Ever hear of the United States and its graduated income tax? And the estate tax? (Yes, there is a good reason for the estate tax.) These are pure and simple distribute-the-wealth devices used by many developed countries.

November 30, 2004 @ 5:51 am | Comment

I shouldn’t have said shabbiest in the world — just one of the shabbiest airports of a great capital city. It’s been nearly a year since I was there, and they were improving it.

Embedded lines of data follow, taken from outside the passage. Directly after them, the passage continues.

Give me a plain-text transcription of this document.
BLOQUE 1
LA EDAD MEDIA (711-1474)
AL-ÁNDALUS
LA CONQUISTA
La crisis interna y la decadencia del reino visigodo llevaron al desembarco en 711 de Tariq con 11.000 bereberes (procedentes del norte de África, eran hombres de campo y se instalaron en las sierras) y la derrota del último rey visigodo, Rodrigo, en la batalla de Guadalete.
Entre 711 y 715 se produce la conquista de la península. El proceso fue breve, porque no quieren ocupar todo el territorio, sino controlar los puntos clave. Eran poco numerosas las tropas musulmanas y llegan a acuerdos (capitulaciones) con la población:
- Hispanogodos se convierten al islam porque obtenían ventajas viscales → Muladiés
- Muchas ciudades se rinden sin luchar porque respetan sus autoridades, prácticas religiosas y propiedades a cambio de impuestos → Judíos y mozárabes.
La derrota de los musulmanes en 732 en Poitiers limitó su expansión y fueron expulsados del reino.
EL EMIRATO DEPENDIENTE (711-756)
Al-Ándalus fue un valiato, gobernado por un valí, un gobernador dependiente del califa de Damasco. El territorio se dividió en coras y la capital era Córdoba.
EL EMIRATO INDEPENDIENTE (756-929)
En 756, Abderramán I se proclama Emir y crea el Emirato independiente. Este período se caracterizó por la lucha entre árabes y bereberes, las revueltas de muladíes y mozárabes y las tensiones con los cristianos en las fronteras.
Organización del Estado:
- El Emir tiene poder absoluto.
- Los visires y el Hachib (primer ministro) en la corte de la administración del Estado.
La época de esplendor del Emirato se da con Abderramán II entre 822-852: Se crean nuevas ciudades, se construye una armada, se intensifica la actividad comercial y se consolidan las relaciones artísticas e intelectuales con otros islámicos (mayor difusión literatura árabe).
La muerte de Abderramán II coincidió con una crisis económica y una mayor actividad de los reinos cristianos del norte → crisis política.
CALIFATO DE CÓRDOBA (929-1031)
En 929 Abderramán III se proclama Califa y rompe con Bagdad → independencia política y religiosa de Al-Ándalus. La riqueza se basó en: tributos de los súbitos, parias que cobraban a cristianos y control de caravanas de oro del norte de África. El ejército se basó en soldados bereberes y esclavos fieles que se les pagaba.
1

November 30, 2004 @ 5:58 am | Comment

How an airport could be bigger than Heathrow, I don’t know. That place is bigger than many cities I have been to! Looking out the window from the terminals, it’s nothing but tarmac and planes to the horizon, almost freaky. 🙂

November 30, 2004 @ 8:23 am | Comment

you slanty eyed basard

April 21, 2005 @ 2:49 am | Comment

can we have some pictures???????

January 30, 2006 @ 8:20 pm | Comment

i think the airport is a great idea. i think it would be nice to have an airport that is so much busier and bigger than everywhere else so that all the other airports would stop proclaiming “we are the biggest airport in the world”, or”we are the busiest airport in the world. it does my head in

July 21, 2006 @ 2:45 pm | Comment

Where the hell does logan airport in Boston fit into all of this

July 31, 2006 @ 9:43 am | Comment

I see the current Skytrax annual survey reveals that the Hong Kong airport and Cathay Pacific airline (Hong Kong based) are rated #1 airport and airline, respectively, in the world. Congrats. The mainland Chinese airlines and airports have made major gains in rising to world standards in the last few years. They have come from the equivalent of a low class urban bus station to world class airport standards in the last ten years in my experience and opinion.

August 10, 2006 @ 10:31 pm | Comment

why don’t show some of snap so that ppl can see those being to constructe..
with best regards,
Prashant Pandit

August 11, 2006 @ 1:31 pm | Comment

sweet deals, how many kilos is your airport???